The real competition between TV providers and streamers is not each other, it’s social video. Or at least that’s what Comcast Advertising president James Rooke said during an interview Wednesday at CES 2025 in Las Vegas. The ad exec was talking about the company’s Monday launch of “universal ads,” a solution that allows marketers to buy TV ads from multiple media companies in one place.
Universal advertising launch partners include A+E, AMC Networks, DIRECTV, Fox Corporation, NBCUniversal, Paramount, Roku, TelevisaUnivision, Warner Bros. Discovery and Xumo, while others are said to exist. Universal ad inventory will be streaming inventory to begin with, with plans to add solutions for linear TV inventory over time.
The goal is to simplify buying TV ads to better compete with how easy it is to buy ads on social video sites like YouTube.
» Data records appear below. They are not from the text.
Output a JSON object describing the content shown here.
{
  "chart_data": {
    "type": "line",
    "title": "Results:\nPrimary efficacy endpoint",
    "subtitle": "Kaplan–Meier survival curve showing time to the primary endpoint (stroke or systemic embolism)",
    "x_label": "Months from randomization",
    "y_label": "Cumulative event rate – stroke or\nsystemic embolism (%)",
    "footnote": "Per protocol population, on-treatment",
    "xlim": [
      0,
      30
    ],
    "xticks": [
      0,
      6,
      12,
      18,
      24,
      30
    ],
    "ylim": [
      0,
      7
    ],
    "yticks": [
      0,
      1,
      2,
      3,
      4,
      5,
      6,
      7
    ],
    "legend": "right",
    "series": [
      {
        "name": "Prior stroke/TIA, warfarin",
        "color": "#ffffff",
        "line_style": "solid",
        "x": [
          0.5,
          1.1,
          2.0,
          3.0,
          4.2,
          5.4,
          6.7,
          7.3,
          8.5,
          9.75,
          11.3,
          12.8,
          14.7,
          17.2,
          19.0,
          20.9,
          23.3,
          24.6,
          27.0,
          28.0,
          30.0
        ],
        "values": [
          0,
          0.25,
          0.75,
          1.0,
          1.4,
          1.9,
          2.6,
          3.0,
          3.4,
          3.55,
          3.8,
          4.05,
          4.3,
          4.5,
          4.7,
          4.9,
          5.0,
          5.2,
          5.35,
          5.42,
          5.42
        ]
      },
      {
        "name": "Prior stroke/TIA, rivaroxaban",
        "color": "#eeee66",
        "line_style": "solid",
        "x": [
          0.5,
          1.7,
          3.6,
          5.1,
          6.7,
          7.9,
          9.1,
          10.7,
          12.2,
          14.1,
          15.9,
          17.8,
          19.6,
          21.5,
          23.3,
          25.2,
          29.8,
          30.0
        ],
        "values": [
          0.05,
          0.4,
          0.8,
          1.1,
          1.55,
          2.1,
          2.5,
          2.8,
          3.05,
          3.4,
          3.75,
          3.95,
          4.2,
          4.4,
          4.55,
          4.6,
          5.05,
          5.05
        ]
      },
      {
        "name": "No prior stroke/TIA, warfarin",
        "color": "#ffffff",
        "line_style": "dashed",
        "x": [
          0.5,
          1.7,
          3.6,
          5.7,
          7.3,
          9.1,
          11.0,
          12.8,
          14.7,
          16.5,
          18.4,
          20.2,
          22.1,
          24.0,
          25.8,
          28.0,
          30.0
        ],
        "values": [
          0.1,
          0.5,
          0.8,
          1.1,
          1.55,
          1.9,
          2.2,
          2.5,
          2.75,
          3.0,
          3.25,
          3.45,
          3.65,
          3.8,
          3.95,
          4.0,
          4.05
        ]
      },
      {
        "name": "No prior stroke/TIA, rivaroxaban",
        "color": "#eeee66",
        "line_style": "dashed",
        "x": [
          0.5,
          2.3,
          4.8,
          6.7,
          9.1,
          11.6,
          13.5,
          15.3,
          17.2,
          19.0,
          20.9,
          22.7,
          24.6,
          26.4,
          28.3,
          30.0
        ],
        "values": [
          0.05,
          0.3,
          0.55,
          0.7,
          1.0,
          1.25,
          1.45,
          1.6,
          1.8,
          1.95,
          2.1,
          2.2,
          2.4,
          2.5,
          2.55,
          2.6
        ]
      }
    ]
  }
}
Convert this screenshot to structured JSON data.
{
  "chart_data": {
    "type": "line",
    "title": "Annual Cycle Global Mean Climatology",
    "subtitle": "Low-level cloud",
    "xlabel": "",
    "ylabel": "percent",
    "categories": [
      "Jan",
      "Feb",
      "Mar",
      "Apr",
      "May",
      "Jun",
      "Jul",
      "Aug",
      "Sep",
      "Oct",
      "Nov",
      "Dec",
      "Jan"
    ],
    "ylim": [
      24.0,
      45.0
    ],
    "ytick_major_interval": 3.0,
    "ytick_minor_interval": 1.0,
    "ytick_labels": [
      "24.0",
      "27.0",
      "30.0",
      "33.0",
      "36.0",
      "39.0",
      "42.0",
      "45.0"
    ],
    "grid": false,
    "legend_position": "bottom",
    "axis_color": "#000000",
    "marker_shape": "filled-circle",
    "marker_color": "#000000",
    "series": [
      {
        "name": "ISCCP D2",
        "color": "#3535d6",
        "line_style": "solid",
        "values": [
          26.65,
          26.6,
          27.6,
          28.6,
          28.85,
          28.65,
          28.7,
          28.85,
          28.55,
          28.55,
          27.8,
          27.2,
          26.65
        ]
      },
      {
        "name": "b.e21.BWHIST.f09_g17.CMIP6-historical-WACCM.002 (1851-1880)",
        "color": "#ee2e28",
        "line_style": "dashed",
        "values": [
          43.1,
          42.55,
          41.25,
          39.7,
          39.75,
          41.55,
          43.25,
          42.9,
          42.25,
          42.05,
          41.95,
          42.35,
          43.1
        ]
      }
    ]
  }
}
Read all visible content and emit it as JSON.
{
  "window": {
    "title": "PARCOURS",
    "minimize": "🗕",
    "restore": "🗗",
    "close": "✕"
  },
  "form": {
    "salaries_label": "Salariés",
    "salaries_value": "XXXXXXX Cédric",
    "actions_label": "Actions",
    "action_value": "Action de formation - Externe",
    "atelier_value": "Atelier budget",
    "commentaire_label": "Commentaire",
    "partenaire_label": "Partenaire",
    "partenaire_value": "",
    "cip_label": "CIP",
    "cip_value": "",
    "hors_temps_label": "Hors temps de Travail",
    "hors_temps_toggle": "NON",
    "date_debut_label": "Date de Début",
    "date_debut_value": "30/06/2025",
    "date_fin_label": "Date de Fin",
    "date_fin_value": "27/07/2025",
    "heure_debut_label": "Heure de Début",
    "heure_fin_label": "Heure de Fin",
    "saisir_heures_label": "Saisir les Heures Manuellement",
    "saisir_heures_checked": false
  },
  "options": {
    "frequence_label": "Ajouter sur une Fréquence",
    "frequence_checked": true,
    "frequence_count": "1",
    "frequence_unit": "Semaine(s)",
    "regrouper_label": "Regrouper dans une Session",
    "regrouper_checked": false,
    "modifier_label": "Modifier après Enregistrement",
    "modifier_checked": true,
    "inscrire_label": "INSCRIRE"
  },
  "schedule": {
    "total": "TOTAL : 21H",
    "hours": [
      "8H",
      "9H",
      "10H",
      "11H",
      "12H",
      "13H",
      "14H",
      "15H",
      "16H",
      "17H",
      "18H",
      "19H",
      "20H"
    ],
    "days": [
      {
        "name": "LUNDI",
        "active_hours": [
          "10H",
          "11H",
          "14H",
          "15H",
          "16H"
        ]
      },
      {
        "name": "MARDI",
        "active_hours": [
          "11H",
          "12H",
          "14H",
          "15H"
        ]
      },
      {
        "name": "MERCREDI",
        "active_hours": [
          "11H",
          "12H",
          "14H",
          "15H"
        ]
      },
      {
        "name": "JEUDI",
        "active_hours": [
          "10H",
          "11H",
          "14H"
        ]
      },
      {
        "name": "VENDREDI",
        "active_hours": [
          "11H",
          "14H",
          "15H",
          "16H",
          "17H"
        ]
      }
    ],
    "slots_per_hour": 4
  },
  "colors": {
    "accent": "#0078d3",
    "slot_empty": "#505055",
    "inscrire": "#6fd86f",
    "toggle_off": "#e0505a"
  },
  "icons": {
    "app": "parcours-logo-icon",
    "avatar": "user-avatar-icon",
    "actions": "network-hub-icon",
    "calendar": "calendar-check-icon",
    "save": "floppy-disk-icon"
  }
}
In other words, buying streaming TV ads should be as easy as buying ads on social videos, where there isn’t as much of a learning curve to get started.
“There are millions of advertisers out there who have built their businesses on social video, YouTube ads and more who haven’t been able to access the power of content [and] advertising solutions from companies like these and others as simply as they would like,” Rook said. “And as we talk to those advertisers who built their businesses on social video, they’re looking for new niche audiences.”
They’re also looking to associate their business with brand-safe content, which social video can’t always deliver, as past advertiser boycotts of YouTube and other social media sites have proven.
With the launch of universal ads, companies hope to make their “premium” video another category considered by the same marketers who are currently advertising on social network videos, whether they’re unscripted or short-form videos like those that are on YouTube or more social videos. like those found in Meta’s apps, the Comcast official noted.
That’s key because the majority of competition and growth in the industry has come from social video, Rooke said — and not necessarily from other TV providers or even streamers like Netflix and Amazon.
“While those companies, and us, compete in certain ways, the real competition comes from new providers chasing TV dollars… So if you look at where the growth is, we’re all doing very well in terms of CTV growth [Connected TV] business — our streaming business — and the app revenue that comes from that, but the majority of growth overall is going to social video, and that’s not slowing down,” Rook pointed out.
This led to Comcast’s decision to chase net new dollars from where the growth is, as opposed to going after the same advertising dollars as before.
YouTube was working for years to capture more dollars from TV adsparticularly as his service became more popular on television, which he now represents almost half of the viewership.